I highly recommend looking into diceware password generation. Basically, get a long list of words, and get some (real-life) dice. Rolling the dice picks one of the words from the list. Rinse and repeat as many times as you like.

Then, I would recommend substituting some of the characters, just to ensure that cracking it won’t be as simple as a dictionary attack.

Anonymous 0 Comments

>long password are better than complex ones.

KeePass password generator with all boxes checked would like a word.
Example: **ª¶l§ÅCfj@håy*ËröBíÁïV1 å**

Good luck brute forcing that. Sadly, a lot of password schemes used by websites (including banks) are woefully pathetic, so passwords like that won’t be accepted.

Anonymous 0 Comments

It originates from when computers only had command lines. You might run a command and provide a user name and password as arguments separated by a space. It’s extra work to indicate to the computer if the space is meant to be part of the password or a new argument for the program.

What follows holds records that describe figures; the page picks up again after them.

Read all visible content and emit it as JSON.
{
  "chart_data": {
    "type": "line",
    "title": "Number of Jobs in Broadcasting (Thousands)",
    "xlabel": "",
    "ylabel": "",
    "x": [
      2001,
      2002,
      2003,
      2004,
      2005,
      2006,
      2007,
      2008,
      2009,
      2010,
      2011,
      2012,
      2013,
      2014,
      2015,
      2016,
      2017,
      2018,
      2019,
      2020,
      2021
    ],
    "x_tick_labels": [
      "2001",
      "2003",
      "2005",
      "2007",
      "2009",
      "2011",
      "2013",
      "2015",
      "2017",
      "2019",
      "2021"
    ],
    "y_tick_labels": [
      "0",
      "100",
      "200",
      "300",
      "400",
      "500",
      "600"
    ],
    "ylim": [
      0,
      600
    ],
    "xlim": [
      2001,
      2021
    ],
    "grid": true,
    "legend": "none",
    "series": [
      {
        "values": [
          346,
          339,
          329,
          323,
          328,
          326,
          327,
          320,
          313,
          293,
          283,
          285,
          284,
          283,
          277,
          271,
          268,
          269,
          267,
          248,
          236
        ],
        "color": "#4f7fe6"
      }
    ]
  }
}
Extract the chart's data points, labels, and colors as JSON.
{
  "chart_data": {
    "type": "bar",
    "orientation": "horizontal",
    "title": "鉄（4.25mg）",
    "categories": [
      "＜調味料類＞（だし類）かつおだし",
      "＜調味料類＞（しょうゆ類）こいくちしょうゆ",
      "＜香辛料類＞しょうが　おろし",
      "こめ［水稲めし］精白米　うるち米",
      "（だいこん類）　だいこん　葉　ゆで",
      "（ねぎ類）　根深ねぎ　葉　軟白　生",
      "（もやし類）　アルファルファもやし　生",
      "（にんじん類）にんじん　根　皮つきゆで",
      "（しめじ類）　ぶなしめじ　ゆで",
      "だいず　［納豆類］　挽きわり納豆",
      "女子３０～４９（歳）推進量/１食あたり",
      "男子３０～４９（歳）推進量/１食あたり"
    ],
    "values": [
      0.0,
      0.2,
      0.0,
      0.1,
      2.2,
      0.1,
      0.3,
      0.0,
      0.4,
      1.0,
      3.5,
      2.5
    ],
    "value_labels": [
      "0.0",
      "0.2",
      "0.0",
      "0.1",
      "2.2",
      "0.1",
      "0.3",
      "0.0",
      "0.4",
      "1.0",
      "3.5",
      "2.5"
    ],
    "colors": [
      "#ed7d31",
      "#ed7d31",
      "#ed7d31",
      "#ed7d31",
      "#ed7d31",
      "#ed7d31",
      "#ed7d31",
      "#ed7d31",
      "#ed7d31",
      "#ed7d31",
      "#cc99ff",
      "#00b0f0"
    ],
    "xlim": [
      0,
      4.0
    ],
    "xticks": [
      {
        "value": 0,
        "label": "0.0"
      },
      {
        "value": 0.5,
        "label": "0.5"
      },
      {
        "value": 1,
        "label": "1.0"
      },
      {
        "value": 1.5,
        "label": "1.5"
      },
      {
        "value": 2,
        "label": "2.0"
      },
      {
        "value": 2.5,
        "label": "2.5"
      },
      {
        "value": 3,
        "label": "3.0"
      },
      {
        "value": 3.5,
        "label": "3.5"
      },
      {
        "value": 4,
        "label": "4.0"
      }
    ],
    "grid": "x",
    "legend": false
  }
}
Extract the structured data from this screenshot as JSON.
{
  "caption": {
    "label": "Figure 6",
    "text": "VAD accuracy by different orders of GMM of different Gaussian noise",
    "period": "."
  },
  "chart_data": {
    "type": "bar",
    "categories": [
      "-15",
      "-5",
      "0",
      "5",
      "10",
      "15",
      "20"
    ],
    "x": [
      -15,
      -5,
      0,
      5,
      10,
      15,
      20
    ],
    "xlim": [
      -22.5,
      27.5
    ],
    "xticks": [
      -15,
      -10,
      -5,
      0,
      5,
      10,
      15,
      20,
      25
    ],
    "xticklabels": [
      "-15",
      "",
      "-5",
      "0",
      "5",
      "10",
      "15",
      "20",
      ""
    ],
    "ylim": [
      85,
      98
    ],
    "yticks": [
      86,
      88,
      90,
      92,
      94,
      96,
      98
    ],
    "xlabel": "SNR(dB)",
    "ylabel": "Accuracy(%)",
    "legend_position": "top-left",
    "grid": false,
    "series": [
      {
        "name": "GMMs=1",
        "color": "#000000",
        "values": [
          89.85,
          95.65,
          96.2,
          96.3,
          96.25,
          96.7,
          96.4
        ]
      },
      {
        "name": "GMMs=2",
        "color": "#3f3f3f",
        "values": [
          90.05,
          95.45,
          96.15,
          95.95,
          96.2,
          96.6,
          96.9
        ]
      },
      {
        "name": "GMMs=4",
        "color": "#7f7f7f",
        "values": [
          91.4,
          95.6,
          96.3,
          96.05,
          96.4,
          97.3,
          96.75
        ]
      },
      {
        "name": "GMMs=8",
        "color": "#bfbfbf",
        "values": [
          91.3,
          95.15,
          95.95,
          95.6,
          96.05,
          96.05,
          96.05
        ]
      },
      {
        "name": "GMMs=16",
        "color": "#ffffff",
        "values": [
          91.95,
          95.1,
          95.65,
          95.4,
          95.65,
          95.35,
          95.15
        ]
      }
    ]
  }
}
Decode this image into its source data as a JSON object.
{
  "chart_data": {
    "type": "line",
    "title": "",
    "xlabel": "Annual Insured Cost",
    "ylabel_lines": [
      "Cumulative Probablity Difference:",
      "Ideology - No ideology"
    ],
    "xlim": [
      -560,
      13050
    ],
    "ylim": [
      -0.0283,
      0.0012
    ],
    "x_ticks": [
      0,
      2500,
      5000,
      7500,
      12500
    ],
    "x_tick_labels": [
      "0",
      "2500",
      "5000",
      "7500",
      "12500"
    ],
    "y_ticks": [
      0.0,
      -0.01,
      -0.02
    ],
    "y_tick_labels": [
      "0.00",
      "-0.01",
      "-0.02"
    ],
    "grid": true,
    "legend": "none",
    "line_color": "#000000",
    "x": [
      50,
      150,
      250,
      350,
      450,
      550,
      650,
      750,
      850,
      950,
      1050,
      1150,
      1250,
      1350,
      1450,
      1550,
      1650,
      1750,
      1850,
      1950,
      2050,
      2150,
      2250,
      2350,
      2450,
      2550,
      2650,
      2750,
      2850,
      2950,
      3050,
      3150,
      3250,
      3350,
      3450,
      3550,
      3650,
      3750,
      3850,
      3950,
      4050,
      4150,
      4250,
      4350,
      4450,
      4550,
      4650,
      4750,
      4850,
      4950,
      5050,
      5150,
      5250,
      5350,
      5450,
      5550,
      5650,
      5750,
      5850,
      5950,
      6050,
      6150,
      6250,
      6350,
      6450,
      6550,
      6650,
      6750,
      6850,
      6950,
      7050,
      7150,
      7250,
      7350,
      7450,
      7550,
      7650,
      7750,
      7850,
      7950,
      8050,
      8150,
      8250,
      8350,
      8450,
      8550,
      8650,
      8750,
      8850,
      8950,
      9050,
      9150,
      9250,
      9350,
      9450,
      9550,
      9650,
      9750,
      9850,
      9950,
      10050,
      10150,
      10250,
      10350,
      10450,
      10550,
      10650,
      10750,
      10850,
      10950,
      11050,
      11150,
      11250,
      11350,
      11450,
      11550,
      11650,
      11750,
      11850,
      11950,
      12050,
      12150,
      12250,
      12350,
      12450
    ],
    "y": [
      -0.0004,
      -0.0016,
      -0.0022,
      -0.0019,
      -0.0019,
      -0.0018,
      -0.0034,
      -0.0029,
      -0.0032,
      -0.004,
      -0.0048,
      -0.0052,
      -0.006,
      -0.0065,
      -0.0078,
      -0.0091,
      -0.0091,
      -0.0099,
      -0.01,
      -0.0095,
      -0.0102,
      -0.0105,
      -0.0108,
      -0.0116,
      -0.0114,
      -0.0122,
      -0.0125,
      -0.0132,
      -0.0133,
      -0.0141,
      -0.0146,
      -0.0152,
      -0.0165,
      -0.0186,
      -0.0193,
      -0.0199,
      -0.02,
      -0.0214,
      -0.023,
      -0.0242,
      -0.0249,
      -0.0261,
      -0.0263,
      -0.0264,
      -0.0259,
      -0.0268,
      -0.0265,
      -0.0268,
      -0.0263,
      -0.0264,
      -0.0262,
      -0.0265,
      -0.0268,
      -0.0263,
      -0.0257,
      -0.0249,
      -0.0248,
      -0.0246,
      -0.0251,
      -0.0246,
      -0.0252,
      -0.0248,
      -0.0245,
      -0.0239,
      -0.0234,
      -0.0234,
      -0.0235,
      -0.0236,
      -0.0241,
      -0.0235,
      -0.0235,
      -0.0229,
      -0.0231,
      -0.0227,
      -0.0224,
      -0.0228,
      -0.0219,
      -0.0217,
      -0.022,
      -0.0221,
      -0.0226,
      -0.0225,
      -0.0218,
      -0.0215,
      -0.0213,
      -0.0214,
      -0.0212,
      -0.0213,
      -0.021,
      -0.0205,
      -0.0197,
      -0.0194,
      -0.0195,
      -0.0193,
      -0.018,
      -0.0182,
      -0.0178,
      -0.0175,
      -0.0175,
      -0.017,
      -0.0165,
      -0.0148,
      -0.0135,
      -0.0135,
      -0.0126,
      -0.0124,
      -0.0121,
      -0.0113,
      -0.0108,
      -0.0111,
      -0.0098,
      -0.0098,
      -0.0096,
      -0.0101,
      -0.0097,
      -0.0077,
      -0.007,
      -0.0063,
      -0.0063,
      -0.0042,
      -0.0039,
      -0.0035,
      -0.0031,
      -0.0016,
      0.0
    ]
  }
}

If you want the best of both world, think of a song you like and make your password the first letter of the lyrics. So the national anthem would become oscysbtdelwspwhattlg.

Anonymous 0 Comments

Depends on the authentication system

Most do allow spaces.

Some only allow certain system because the database or code will interpret the symbol as the start of a command

Anonymous 0 Comments

When a website tells you restrictions that reduce the complexity of the password in any way, it’s usually because their security is bottom level garbage.

The worst is if you see something like “password can’t be longer than x.” Then you know 100%, they are storing your password in plaintext, and the db field simply doesn’t have more space reserved.

Need to use password managers, it’s not feasible to remember more than a handful of different passwords and you need to have a unique, secure password in every place you use one.